Let $(G, *)$ be a group and $(H, *)$ its normal subgroup. Then the factor group is defined as
$$ G/H := \left\{g*H: g\in G \right\} .$$
We define the multiplication of cosets (elements of G/H) as a function $$ f: G/H \times G/H \rightarrow G/H $$given by $ \left(g_1 H, g_2 H \right) \mapsto (g_1 * g_2)*H $. Usually, this is shown to be well-defined function by using the "definition":
A map $f: A\rightarrow B$ is well-defined if for every $a, b \in A$ $a=b$ implies $f(a)=f(b)$.
However, this "definition" does not make sense to me: If $a=b$, doesn't $ f(a)=f(b)$ always follow, since I can always rewrite $a$ as $b$?

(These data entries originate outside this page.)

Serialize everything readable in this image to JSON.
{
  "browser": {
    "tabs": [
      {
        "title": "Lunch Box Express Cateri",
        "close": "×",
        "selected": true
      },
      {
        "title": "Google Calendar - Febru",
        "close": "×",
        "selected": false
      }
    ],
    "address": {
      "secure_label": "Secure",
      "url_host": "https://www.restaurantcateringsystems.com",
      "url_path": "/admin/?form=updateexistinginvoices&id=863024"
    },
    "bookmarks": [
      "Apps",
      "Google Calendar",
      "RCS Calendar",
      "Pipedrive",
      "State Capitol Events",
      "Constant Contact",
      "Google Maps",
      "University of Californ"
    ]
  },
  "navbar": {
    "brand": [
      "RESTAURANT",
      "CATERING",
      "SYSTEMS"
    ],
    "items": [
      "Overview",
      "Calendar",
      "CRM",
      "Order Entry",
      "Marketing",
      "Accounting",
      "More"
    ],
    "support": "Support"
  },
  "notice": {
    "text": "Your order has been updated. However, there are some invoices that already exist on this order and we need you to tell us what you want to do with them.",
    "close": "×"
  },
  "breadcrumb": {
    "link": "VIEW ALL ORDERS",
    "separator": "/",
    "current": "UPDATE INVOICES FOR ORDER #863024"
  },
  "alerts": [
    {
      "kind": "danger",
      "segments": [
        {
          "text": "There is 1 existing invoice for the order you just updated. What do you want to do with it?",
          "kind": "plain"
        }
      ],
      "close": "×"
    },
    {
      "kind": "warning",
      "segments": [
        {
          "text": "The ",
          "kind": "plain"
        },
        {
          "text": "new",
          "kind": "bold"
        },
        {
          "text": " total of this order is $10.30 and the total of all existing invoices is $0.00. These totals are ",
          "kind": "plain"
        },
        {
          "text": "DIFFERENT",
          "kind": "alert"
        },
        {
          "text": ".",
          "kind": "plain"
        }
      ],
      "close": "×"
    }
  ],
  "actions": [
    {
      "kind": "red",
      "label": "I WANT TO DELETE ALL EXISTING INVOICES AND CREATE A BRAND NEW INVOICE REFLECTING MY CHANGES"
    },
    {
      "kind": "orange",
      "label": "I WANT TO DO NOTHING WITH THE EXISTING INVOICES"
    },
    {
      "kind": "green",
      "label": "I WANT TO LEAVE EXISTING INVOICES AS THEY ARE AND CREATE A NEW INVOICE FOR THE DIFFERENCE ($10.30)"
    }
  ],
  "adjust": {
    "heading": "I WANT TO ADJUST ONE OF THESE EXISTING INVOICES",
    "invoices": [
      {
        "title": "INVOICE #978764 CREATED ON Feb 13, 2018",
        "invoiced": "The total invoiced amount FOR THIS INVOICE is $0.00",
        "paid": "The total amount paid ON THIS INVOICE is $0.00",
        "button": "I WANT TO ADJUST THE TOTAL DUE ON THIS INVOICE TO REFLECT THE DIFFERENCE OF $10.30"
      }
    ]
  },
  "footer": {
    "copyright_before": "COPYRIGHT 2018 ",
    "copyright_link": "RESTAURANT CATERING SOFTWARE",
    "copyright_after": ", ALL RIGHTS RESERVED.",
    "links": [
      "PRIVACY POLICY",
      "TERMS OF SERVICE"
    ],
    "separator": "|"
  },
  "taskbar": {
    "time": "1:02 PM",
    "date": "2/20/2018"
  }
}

That is why I am hoping to find a more "explicitly" defined function which defines the same multiplication of cosets. To do this, I was trying to find a function $\tilde{f}: G/H \rightarrow G$ which maps every $g*H \in G/H$ satisfying $\hat{g}*H=g*H $ to $\hat{g}$. After that, I could define another function $ \overline{f}: G \rightarrow G/H $ given by $g \mapsto g*H$. Then I redefine the function $f$ as $ (x, y) \mapsto \overline{f}(\tilde{f}(x)*\tilde{f}(y)) $, which is clearly well-defined.
Now the problem is, can such function $\tilde{f} $ be found?
Best Answer
$G$ is divided into disjoint subsets $gH$. You can pick one element $\tilde g$ in every coset $gH$ (which can be done using AC). Then define $\tilde f(gH)$ as $\tilde g$. This can be done in many ways unless $H=\{1\}$.